New turning point for Libya’s proxy war
The proxy war in Libya between a UN-backed government in Tripoli armed by Turkey and a rival government in eastern Libya backed by Egypt, UAE, Saudi Arabia and Russia is far from being over with the victory of Serraj government over Haftar forces in Tripoli’s outskirts.
The Government of National Accord is now putting pressure to regain Sirte, which Egyptian President Abdelfattah Sisi declared as a red line.
“Let’s stop at this (current) front line and start negotiations to reach a political solution to the Libyan crisis,” Sisi said referring to Sirte and Jorfa.
The Tripoli-based government denounced remarks of the Egyptian president, who said Sirte and Jufra in Libya are “a red line,” calling it “a clear declaration of war and a blatant interference” in Libyan affairs
“Sisi’s statements that Sirte and Jufra are a red line, according to his description, is a blatant interference in our country’s affairs, and we consider it a clear declaration of a war on Libya,” Abdel-Hadi Darah, a military spokesman loyal to the Tripoli-based government said.
Meanwhile, Turkey said on Saturday that Haftar’s forces in eastern Libya needed to withdraw from the strategic city of Sirte for a lasting ceasefire.
Ibrahim Kalin, the presidential spokesman, told the AFP news agency that Sirte and Al-Jufra should be evacuated by Haftar’s forces for a “sustainable ceasefire”.
Kalin said a ceasefire in Libya would be possible if everybody went back to their positions in 2015, referring to the Skhirate agreement signed in Morocco that year and scrapped last month by Haftar.
Sisi apparently could not swallow the humiliating rejection of his truce plan, which he put forward to save his ally Haftar whose forces kept receiving setbacks one after the other in recent weeks.
On a visit to Sidi Barrani military base near Libya, he ordered his forces to prepare for a mission outside the borders hinting at an imminent intervention in Libya to save his ally Haftar.
So far, media reports speak of tacit Russian support, while the UAE and Saudi Arabia expressed outspoken backing for Sisi comparing Egypt’s security as their own.
Haftar would bring to Libya the same kind of military and conservative rule that Egypt and the Gulf monarchies have.
Turkey, on the other hand, which considers Sisi as a coup general, has increased its military intervention to support the Tripoli-based government in recent months, sending ships off the coast, planes to bring weapons, mercenaries and armed drones to the country.
During the proxy war over Tripoli, Turkish Bayraktar drones have defeated the UAE-supplied Russian Pantsir air defense and were instrumental in pushing Haftar’s forces back.
Egypt’s willingness to send troops is fraught with risk.

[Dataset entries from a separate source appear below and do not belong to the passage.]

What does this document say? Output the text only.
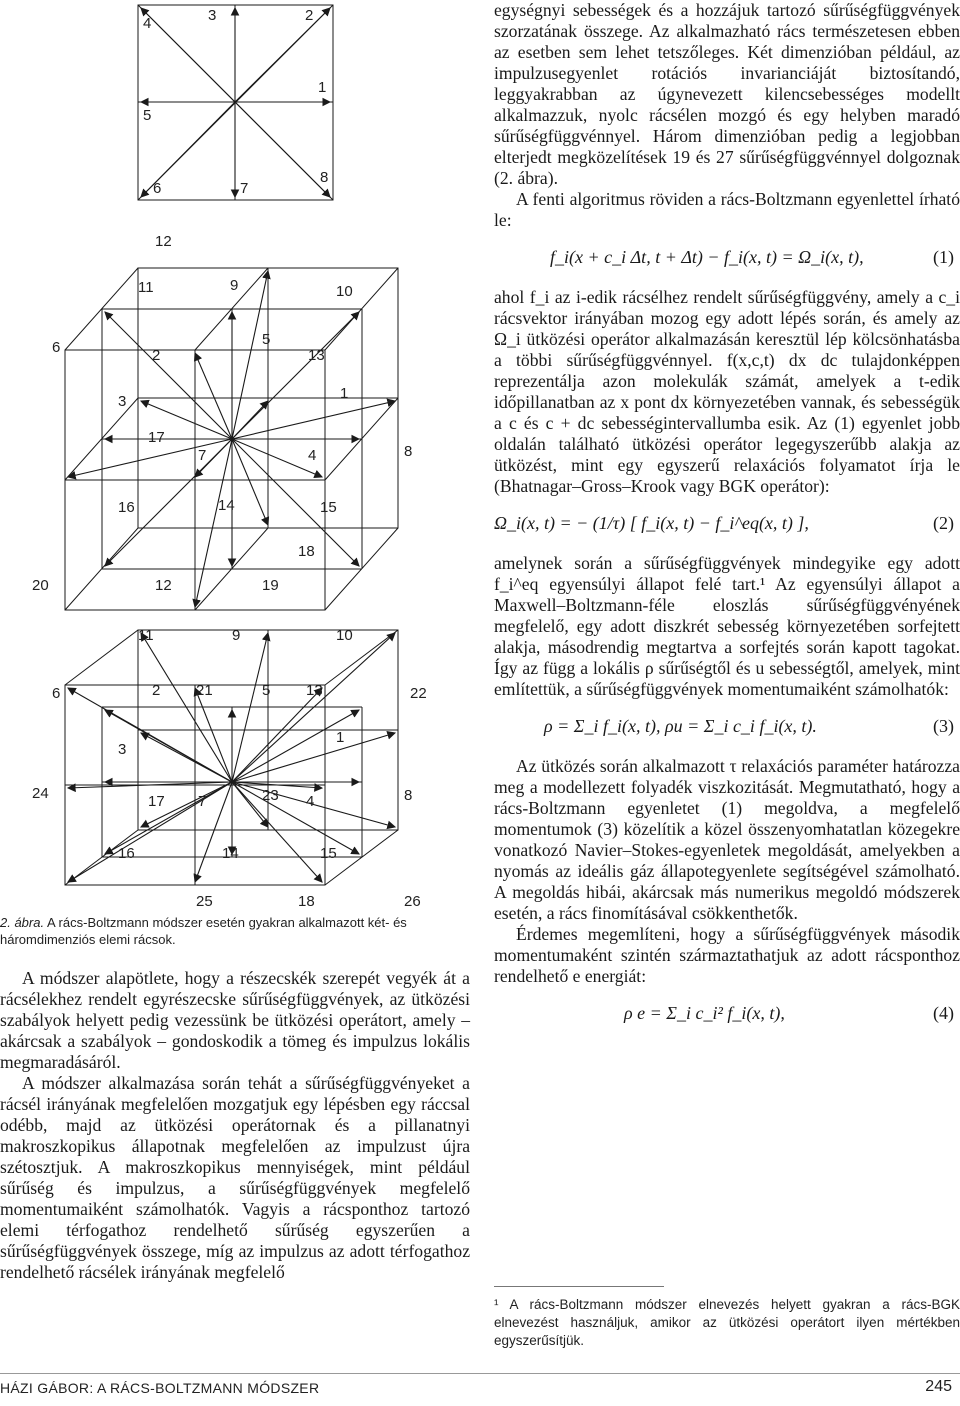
4	3	2
5
1
6	7
8
12
11	9	10
6	2
5
13
3	1
17
7	4	8
16	14	15
18
20	12	19
11	9	10
6	2 21	5 13	22
3
1
24	17 7	23 4	8
16	14	15
25	18	26
2. ábra. A rács-Boltzmann módszer esetén gyakran alkalmazott két- és háromdimenziós elemi rácsok.

A módszer alapötlete, hogy a részecskék szerepét vegyék át a rácsélekhez rendelt egyrészecske sűrűségfüggvények, az ütközési szabályok helyett pedig vezessünk be ütközési operátort, amely – akárcsak a szabályok – gondoskodik a tömeg és impulzus lokális megmaradásáról.

A módszer alkalmazása során tehát a sűrűségfüggvényeket a rácsél irányának megfelelően mozgatjuk egy lépésben egy ráccsal odébb, majd az ütközési operátornak és a pillanatnyi makroszkopikus állapotnak megfelelően az impulzust újra szétosztjuk. A makroszkopikus mennyiségek, mint például sűrűség és impulzus, a sűrűségfüggvények megfelelő momentumaiként számolhatók. Vagyis a rácsponthoz tartozó elemi térfogathoz rendelhető sűrűség egyszerűen a sűrűségfüggvények összege, míg az impulzus az adott térfogathoz rendelhető rácsélek irányának megfelelő

egységnyi sebességek és a hozzájuk tartozó sűrűségfüggvények szorzatának összege. Az alkalmazható rács természetesen ebben az esetben sem lehet tetszőleges. Két dimenzióban például, az impulzusegyenlet rotációs invarianciáját biztosítandó, leggyakrabban az úgynevezett kilencsebességes modellt alkalmazzuk, nyolc rácsélen mozgó és egy helyben maradó sűrűségfüggvénnyel. Három dimenzióban pedig a legjobban elterjedt megközelítések 19 és 27 sűrűségfüggvénnyel dolgoznak (2. ábra).

A fenti algoritmus röviden a rács-Boltzmann egyenlettel írható le:

f_i(x + c_i Δt, t + Δt) − f_i(x, t) = Ω_i(x, t),	(1)

ahol f_i az i-edik rácsélhez rendelt sűrűségfüggvény, amely a c_i rácsvektor irányában mozog egy adott lépés során, és amely az Ω_i ütközési operátor alkalmazásán keresztül lép kölcsönhatásba a többi sűrűségfüggvénnyel. f(x,c,t) dx dc tulajdonképpen reprezentálja azon molekulák számát, amelyek a t-edik időpillanatban az x pont dx környezetében vannak, és sebességük a c és c + dc sebességintervallumba esik. Az (1) egyenlet jobb oldalán található ütközési operátor legegyszerűbb alakja az ütközést, mint egy egyszerű relaxációs folyamatot írja le (Bhatnagar–Gross–Krook vagy BGK operátor):

Ω_i(x, t) = − (1/τ) [ f_i(x, t) − f_i^eq(x, t) ],	(2)

amelynek során a sűrűségfüggvények mindegyike egy adott f_i^eq egyensúlyi állapot felé tart.¹ Az egyensúlyi állapot a Maxwell–Boltzmann-féle eloszlás sűrűségfüggvényének megfelelő, egy adott diszkrét sebesség környezetében sorfejtett alakja, másodrendig megtartva a sorfejtés során kapott tagokat. Így az függ a lokális ρ sűrűségtől és u sebességtől, amelyek, mint említettük, a sűrűségfüggvények momentumaiként számolhatók:

ρ = Σ_i f_i(x, t), ρu = Σ_i c_i f_i(x, t).	(3)

Az ütközés során alkalmazott τ relaxációs paraméter határozza meg a modellezett folyadék viszkozitását. Megmutatható, hogy a rács-Boltzmann egyenletet (1) megoldva, a megfelelő momentumok (3) közelítik a közel összenyomhatatlan közegekre vonatkozó Navier–Stokes-egyenletek megoldását, amelyekben a nyomás az ideális gáz állapotegyenlete segítségével számolható. A megoldás hibái, akárcsak más numerikus megoldó módszerek esetén, a rács finomításával csökkenthetők.

Érdemes megemlíteni, hogy a sűrűségfüggvények második momentumaként szintén származtathatjuk az adott rácsponthoz rendelhető e energiát:

ρ e = Σ_i c_i² f_i(x, t),	(4)
¹ A rács-Boltzmann módszer elnevezés helyett gyakran a rács-BGK elnevezést használjuk, amikor az ütközési operátort ilyen mértékben egyszerűsítjük.
HÁZI GÁBOR: A RÁCS-BOLTZMANN MÓDSZER	245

Though it has a massive army, it is very burdened by the policing it has been involved at and has been untested in foreign soils. Almost all interventions of the Egyptian army in recent history (Syria, Yemen and Jordan) have been a fiasco.
Analysts however consider that Sisi will be contented with air strikes as sending troops on the ground would be an invitation to a direct involvement by Turkey.
Turkey has said it will build new military bases in Libya, which it could add to the bases it has in nine countries.
Turkey is trying to tell the West that it has control over the eastern Mediterranean and to cast itself as a force that can push back Russia in the region.
The West so-far seems disinterested in a direct involvement in the Libyan mayhem and Egypt’s call for a truce was received with indifference globally.